Life Sciences

Microscope probes get harder and sharper

Researchers led by a professor from the University of Illinois at Urbana Champaign (Champaign, IL, USA) have developed a new method for producing harder and sharper probes for Scanning Tunneling Microscopes (STMs).
July 10, 2012
2 min read

Researchers led by a professor from the University of Illinois at Urbana Champaign (Champaign, IL, USA) have developed a new method for producing harder and sharper probes for Scanning Tunneling Microscopes (STMs). The result could mean that future microscope systems based on the probes could produce even higher resolution images.

Scanning probe microscopes are widely used among researchers, yet the quality of the data from them depends on the quality of the probes used in them. When probes degrade with use and wear down, the images that are produced via microscopy are compromised.

Unlike conventional probes constructed of silicon or silicon nitride which suffer from tip wear, Professor Joe Lyding's probes have tips that are coated with an extremely hard conductive coating of hafnium diboride and then sharpened to a radius-of-curvature under 5 nm using a proprietary technique called field directed sputter sharpening.

In conventional sputter sharpening, an ion gun is used to shoot high-energy ions to sputter the tips of probes. Material sputters off as the ions collide with the tip, whittling away the probe.

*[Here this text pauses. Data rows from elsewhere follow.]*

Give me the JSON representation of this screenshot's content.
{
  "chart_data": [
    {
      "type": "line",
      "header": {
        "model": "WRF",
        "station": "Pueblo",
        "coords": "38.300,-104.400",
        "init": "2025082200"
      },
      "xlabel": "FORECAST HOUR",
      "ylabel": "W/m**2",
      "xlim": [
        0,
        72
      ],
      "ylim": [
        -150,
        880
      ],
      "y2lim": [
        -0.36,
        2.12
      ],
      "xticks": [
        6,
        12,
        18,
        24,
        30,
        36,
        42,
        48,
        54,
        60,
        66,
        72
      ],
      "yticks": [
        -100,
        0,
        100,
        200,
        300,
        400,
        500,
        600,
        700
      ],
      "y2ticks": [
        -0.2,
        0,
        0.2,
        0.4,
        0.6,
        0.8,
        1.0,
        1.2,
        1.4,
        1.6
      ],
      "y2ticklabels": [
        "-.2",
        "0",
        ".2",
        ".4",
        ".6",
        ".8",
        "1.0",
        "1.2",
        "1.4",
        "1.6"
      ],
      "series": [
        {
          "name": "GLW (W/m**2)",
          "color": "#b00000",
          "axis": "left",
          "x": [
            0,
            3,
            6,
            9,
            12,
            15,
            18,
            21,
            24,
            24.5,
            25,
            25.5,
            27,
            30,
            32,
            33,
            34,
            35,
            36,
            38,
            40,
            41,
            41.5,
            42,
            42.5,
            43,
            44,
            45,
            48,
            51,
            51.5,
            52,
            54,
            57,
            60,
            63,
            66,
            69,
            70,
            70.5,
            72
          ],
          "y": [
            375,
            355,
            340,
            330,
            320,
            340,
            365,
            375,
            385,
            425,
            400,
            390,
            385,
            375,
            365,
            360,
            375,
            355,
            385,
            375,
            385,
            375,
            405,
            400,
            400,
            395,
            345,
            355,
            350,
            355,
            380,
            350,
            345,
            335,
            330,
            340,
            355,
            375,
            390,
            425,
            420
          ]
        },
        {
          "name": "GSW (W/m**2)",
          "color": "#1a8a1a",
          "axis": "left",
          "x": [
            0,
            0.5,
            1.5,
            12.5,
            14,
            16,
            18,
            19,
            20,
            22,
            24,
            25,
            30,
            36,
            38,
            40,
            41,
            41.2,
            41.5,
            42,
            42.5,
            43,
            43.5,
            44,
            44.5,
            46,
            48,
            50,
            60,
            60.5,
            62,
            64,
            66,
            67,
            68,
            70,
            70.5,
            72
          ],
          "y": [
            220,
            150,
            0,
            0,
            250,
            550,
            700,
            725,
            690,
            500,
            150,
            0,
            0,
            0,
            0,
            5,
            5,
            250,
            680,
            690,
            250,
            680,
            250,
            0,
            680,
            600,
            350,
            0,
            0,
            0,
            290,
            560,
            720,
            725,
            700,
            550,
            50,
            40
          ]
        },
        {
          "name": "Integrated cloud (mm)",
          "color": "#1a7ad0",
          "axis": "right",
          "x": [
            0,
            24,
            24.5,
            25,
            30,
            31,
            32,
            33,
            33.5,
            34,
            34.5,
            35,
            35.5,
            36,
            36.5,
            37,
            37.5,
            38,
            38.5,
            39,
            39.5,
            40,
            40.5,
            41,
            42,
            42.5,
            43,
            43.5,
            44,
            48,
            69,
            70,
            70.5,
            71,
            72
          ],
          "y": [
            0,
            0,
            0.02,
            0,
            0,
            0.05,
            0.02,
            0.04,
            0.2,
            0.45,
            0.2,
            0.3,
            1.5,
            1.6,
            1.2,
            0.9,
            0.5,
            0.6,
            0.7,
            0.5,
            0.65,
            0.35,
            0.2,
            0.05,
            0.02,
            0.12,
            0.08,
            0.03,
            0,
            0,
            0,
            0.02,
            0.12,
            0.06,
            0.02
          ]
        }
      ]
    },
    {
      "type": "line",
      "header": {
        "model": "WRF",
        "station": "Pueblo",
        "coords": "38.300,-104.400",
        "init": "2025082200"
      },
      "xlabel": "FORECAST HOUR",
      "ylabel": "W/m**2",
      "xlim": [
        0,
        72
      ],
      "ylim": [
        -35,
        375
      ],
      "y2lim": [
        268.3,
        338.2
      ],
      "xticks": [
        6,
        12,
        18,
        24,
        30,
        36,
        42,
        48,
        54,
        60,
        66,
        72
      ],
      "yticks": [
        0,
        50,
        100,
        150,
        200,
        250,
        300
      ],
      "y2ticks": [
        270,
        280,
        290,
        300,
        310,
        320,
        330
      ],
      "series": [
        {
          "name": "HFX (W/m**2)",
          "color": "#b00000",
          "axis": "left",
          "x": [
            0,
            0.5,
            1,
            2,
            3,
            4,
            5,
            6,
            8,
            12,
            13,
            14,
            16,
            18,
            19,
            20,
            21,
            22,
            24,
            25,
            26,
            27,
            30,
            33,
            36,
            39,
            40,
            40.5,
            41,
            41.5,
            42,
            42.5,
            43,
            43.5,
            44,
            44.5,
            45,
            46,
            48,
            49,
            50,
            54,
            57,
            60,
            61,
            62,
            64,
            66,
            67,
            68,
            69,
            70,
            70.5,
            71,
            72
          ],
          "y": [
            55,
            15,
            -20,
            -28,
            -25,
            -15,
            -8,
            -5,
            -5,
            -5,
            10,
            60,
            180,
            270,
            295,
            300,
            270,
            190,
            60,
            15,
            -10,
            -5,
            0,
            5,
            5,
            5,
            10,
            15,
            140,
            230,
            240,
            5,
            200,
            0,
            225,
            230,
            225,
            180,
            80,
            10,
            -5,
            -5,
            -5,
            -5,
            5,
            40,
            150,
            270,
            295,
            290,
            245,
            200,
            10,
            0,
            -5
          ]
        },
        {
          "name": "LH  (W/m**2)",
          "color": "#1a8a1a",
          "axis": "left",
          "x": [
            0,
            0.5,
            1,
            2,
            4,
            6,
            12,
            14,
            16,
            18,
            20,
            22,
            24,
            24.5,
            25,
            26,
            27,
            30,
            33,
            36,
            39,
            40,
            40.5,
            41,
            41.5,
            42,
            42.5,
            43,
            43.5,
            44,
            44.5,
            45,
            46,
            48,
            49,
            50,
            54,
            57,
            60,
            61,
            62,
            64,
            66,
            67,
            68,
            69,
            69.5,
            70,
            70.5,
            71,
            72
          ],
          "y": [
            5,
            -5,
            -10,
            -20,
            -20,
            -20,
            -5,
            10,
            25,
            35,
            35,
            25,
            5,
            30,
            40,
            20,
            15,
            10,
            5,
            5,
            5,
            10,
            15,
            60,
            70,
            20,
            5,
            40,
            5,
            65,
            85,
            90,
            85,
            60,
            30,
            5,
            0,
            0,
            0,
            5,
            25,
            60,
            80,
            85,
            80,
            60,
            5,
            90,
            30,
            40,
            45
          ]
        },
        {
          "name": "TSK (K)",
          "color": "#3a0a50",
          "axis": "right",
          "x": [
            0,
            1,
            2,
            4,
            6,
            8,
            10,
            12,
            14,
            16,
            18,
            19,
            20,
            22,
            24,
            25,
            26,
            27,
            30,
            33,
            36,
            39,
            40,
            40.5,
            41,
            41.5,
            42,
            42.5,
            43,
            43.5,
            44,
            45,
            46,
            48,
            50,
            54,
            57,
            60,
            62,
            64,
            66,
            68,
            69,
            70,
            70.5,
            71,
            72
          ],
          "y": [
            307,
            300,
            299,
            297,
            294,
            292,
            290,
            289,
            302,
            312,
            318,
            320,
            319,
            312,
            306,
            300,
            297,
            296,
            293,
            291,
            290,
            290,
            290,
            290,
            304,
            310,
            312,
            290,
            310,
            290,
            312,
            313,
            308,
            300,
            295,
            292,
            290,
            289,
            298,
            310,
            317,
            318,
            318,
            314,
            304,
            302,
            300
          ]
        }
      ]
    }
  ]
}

Field directed sputter sharpening builds upon conventional sputter sharpening by adding a positive voltage bias to the tip being sputtered. This creates an electric field that emanates from the tip. Since the electric field is highest at the tip, it repels the ions from it. Locations that have a smaller electric field are therefore sputtered away, but the apex is preserved.

The combination of the hard coating and the sharpness of the probes mean that they will enable users to obtain very high resolution images over long periods of use.

The researchers have received a patent on the technique and have started a company called Tiptek (West Chester, PA, USA) to begin manufacturing probes based on it. They also plan to make Atomic Force Microscope (AFM) probes as well as STM probes. The first of the probes will be available for purchase in late 2012.